Most entry-level jobs involves  formal and clinical training ranging in length from one to four years. In order to become a nurse, one must earn a certificate in practical or vocational nursing, a Diploma in Nursing, an Associate Degree in Nursing (ADN) or a Bachelor’s of Science Degree in Nursing (BSN). While in school students should volunteer at nearby hospitals to gain real-world experience and preparation for their nursing careers.
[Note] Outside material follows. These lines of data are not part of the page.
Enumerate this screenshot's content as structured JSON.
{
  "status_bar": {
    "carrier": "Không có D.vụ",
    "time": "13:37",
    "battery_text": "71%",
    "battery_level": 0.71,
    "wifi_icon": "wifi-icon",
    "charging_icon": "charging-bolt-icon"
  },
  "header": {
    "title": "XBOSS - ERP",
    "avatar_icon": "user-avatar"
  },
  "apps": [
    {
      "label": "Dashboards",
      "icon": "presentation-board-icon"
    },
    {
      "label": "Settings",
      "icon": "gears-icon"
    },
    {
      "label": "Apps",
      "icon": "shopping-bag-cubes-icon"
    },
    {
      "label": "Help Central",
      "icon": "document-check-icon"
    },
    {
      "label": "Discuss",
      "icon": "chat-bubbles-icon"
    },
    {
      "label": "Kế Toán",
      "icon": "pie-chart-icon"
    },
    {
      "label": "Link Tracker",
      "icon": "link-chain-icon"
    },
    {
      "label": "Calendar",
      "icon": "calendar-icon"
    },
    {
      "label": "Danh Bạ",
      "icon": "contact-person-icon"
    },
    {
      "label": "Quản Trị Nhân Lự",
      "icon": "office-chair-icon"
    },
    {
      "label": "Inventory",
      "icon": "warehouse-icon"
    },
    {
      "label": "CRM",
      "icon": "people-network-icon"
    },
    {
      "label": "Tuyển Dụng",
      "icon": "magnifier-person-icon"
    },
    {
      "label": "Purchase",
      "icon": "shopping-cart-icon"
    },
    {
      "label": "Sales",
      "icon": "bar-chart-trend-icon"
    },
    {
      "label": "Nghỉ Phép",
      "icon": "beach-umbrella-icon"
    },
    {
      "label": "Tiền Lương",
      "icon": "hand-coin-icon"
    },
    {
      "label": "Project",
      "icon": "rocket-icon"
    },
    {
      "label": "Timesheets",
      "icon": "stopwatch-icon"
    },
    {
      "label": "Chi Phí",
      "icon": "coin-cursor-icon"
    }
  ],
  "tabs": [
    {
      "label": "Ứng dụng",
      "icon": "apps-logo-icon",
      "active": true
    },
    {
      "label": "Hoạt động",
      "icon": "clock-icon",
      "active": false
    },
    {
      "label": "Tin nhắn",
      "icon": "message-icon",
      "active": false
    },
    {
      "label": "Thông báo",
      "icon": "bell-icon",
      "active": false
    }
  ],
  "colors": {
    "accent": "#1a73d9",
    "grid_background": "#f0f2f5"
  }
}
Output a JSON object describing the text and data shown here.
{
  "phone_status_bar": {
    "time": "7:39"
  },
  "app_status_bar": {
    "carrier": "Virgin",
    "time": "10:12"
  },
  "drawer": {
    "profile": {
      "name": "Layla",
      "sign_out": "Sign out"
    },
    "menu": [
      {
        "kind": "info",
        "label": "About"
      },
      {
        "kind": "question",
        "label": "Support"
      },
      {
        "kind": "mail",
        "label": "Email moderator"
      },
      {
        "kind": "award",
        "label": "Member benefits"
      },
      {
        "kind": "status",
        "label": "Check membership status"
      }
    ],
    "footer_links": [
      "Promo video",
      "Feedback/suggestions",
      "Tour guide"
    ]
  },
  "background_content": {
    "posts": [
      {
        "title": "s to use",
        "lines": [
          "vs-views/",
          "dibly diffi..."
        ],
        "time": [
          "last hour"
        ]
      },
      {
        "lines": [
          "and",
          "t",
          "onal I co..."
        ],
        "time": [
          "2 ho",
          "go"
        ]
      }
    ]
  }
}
Nursing is a very demanding career and may not be for everyone, so volunteering or interning at a hospital or doctor’s office will help you gain perspective.

Sample of Major Courses You Can Expect to Take

  • Fundamentals of Nursing
  • Dosage Calculation for Nurses
  • Nursing Care of the Older Adult
  • Nursing Care of Children
  • Nursing Informatics
  • Adult Mental Health Nursing
  • Health Assessment
  • Nursing History
  • Pathophysiology
  • Community Health Nursing
  • Obstetrics and Neonatal Nursing
  • Trends in Nursing
  • Leadership and Management
  • Research in Nursing


Typical Work Settings
Nurses care for patients in hospitals, urgent care centers, nursing care facilities, doctors’ offices, schools and camps, and correctional facilities. Some work for home healthcare agencies supervising home health aides and providing patient care. Other nurses are members of the military. Nurse practitioners, nurse anesthetists and nurse midwives work in all these settings and may also work in their own or in other NPs’ private practices. Nurse educators teach in vocational schools, colleges and universities, and hospitals. Researchers work in academic, research, health care and practice settings.

How High School Students Can Prepare for This Major
High schools students who are thinking about studying nursing should take science classes including biology, chemistry and physics, in addition to English, social studies and computer science.